Lightweight Transformer Models for On-Device Fault Detection: A Benchmark Study on Resource-Constrained Deployment

This study benchmarks traditional machine learning methods against lightweight transformer architectures for binary fault detection across three public datasets, evaluating tradeoffs between accuracy, model size, and latency. The research assesses classification performance using F1-score and AUC, while also testing INT8 dynamic quantization and a two-stage adaptive inference pipeline to optimize deployment on resource-constrained hardware.

Lightweight transformers matched traditional ML at 87.8% F1 on the C-MAPSS dataset but required 100x model size and 9000x latency.

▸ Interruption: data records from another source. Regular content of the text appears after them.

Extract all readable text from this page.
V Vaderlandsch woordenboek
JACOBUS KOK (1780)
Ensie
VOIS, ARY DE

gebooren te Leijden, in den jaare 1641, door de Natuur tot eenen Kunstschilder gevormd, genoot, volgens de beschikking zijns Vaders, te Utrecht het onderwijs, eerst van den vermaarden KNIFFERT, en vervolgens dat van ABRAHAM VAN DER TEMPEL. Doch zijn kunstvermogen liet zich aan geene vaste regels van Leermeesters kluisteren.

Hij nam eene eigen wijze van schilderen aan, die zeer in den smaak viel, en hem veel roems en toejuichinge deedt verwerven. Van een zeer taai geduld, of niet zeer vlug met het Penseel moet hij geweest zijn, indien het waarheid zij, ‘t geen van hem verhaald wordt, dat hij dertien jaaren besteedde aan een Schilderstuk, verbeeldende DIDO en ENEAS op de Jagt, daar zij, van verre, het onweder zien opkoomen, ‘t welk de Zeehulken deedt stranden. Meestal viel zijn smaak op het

TinyBERT-4L was identified as the most deployment-friendly transformer, with a size of 55 MB and 18 ms CPU latency.
INT8 quantization reduced model size by 25% while maintaining an F1-score of 86.9%.
An adaptive inference pipeline achieved 87.6% F1 at 19.5 ms average latency by routing 97.9% of predictions through a quantized triage model.

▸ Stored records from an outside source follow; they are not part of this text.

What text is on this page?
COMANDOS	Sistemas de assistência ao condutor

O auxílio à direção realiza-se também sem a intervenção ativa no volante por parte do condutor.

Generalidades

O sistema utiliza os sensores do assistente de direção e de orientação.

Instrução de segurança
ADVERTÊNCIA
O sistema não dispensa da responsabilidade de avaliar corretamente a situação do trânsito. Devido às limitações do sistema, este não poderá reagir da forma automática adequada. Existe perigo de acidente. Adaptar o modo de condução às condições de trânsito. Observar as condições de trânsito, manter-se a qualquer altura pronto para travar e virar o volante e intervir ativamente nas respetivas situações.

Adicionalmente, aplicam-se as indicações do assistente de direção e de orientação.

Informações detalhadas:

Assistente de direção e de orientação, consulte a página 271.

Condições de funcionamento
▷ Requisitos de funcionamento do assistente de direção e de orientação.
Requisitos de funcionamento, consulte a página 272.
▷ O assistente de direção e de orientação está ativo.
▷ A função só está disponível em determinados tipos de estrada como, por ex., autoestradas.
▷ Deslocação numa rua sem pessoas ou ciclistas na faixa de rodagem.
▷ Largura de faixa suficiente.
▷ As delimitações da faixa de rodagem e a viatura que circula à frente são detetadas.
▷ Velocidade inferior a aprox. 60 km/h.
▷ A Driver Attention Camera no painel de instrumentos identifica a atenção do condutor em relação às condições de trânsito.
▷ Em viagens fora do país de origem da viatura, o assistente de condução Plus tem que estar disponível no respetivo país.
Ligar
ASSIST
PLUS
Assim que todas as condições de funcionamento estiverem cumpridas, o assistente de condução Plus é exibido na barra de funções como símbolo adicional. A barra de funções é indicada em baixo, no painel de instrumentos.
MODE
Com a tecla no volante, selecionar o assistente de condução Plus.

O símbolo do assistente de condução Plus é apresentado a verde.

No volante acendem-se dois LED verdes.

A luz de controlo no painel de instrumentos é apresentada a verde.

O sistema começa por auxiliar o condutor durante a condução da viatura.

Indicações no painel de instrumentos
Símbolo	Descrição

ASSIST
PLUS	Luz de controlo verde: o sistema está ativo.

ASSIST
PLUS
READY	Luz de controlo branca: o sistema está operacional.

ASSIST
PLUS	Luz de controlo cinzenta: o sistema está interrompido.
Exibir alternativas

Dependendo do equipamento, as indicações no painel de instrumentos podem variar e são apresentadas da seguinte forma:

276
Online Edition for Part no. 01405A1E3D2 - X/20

Both traditional and transformer methods struggled significantly on severely imbalanced datasets like SECOM and UCI-PM, highlighting limitations for extreme class imbalance.

The findings provide critical insights for deploying fault detection systems on edge devices, demonstrating that while lightweight transformers can match traditional accuracy, significant optimization is required to mitigate their high resource costs.